At the beginning of the year, inspired by my child hood best friend’s 50th birthday in July, I reached out to our high school friend group and started planning a get together. She is the first one of us to turn 50. The rest of us face that milestone next year. As we planned the location and set the dates, I realized this trip would be my first real vacation. A trip where I was going to see friends, not family. A trip that was not to a conference or a job interview. A trip that didn’t involve eloping or renewing vows. That trip will happen in about a week, and three weeks after I get home, I’ll be going on my second vacation. The second vacation happened purely by chance and it is an amazing opportunity that I can’t pass up.
Doubling my team, doubling my vacations, is there anything else I could call this year, except abundant? You know that each year around my birthday I choose a word for the year, a word that guides my thinking and interpretations throughout the year. My word for this last year was “balance.” So, I find all this abundance amusing. Not exactly surprising, but amusing.
We often only think about change in the context of upheaval and negative events, but accepting and adapting to good things, to abundance brings change as well. A larger team requires more from me, particularly right now when half of them are going through their first fall semester. My old work habits and routines don’t quite fit. Taking two actual vacations in one year forces me to adjust the way I think of myself. To confront the areas I’ve let myself believe I’d healed without prodding too deeply. Yet, everything is good.
And, well, as the title says, change is hard. All this abundance creates change that pushes at my growth edges, and I am not in a very comfortable place right now. I am grateful; I am joyful; I am excited, but I am not comfortable. I started noticing it when I made the first batch of granola in two years. When it became stronger, I made a pot of meat sauce to freeze for the winter, and rearranged two of my kitchen cabinets. That is when I realized I’d fallen into my old stress-relief patterns and that the general unease I constantly felt was that old piece of armor, foreboding joy, calling to be put back on. The cooking, the cleaning, the vigilance – I was trying to prepare for the disaster that must surely be right around the corner. It surprised me. I thought I’d put down that bit of armor for good a while ago.

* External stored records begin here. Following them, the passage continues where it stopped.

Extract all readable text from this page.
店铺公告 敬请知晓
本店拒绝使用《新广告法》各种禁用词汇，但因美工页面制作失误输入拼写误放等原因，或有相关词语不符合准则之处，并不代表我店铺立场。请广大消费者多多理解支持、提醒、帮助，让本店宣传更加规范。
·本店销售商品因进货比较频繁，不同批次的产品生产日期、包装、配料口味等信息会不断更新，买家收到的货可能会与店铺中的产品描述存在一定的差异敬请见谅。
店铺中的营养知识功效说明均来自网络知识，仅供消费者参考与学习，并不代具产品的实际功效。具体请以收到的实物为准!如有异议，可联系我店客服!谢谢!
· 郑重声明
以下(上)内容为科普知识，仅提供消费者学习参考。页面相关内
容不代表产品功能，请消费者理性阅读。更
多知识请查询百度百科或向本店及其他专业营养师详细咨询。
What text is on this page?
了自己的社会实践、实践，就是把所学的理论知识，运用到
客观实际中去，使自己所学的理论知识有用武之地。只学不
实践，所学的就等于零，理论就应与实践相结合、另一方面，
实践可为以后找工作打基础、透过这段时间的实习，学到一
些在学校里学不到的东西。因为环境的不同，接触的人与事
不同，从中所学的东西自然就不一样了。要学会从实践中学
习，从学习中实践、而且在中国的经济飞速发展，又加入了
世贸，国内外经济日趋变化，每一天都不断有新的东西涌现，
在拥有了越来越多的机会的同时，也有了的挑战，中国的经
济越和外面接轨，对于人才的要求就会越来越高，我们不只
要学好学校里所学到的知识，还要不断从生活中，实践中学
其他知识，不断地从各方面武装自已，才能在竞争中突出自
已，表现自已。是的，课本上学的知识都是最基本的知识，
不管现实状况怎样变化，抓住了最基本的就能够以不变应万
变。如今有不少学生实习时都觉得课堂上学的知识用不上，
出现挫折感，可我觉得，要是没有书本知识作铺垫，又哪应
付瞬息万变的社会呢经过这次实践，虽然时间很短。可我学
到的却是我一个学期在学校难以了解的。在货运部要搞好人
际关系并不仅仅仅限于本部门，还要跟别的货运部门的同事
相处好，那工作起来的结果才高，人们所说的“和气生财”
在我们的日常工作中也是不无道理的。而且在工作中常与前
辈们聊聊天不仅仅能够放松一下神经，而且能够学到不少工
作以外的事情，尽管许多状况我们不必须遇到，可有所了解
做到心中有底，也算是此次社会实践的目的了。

Y’all have been around here long enough to recognize the Brené Brown lingo when you see it! As she laid out in Daring Greatly, gratitude and staying in the moment counteract foreboding joy. All I can do is say “Yes.” and “Thank you.” then enjoy it all. So, as we approach my birthday, it is time for me to choose a new word to help me navigate the year. Given the way these good changes are pushing at me, I think “present” will be my word for the year. Reminding myself to stay present will help me stay grateful and accept the abundance bringing change to my life … even when change is hard.
“Writing is a perishable skill.”
Last year, about this time, when I was first given the opportunity to give writing lectures to 200 students at a time, I started from this point.
Actually, I took a moment to challenge the room. I described how I’d already met so many of them in them center, signed them up for classes, workshops, and individual appointments. And, how almost everyone of those encounters started with the student stating some version of “I suck at writing.” I paused for just a second, made eye contact with various people, and I asked, “When was the last time any of you got better at something by walking around talking about how terrible you are at it?”
Some audible groans, chuckles, and head shakes filled the room.
I went on to tell them that writing is a perishable skill. If they hadn’t been writing in the last ten years – and very few of them had, then of course they weren’t going to be very good at it right now. I even did my level best to make a sports analogy about how if you stopped playing a sport for 10 years, you couldn’t expect to start playing again at the same level.
Last week, I did the same bit, but I sharpened it a bit, simplified. I still started with “Writing is a perishable skill,” but then I simplified, “which means writing is a skill.” A skill you can practice and develop. My lectures are a part of a series designed to shepherd the students through their cumulative degree process. At this point in the year, I’m trying to give them as much motivation, hope, and faith in the process as I can. Hoping they will start working on their writing skills to prepare them for the drafting work that will come in January – March.
I love this time of year, and I hate this time of year. I love the new class/new year energy. I hate the way I feel like a fraud for telling a truth I know I do not practice. Although I’ve journaled faithfully nearly every day of the last year, I haven’t done any sort of what I would call “writing” in that time. Nothing that I intend to share with an audience.
Looking back, when I wrote that last post about energy levels, I didn’t realize how depleted I was. I have perhaps needed this break. My entire life has been about pushing through, moving forward, which has been tremendously helpful. And, writing, specifically blogging has been one of the ways I’ve always kept pushing, even when I could only manage one post a month, or year. Yet, this past year, I couldn’t keep it up in spite of an excellent plan and outline for a series. I just had no more energy for writing. I didn’t have much energy for anything, so I rested.
My word for this year was “balance.” Thinking back, I can see how all the rest and all the pampering of myself I have done this last year helped to create a balance in my life. It taught me a bit about how to be in my new life. Yes, I am still trying to figure that out. My new life is full of abundance in just about every way imaginable and balancing in this environment has been about learning to embrace the time and space that abundance allows with massages, facials, retreats, and rest.
I felt like a fraud last year as I spoke about writing and that feeling only compounded this year. So, here I am. Attempting to work a muscle that I’ve let atrophy for the past fifteen months. It’ll take time and it’ll be clunky, but it’s time to get back into writing shape. Rowing for the past 70 weeks has taught me a bit about perseverance, but clearly, I’m still not the best at motivating myself.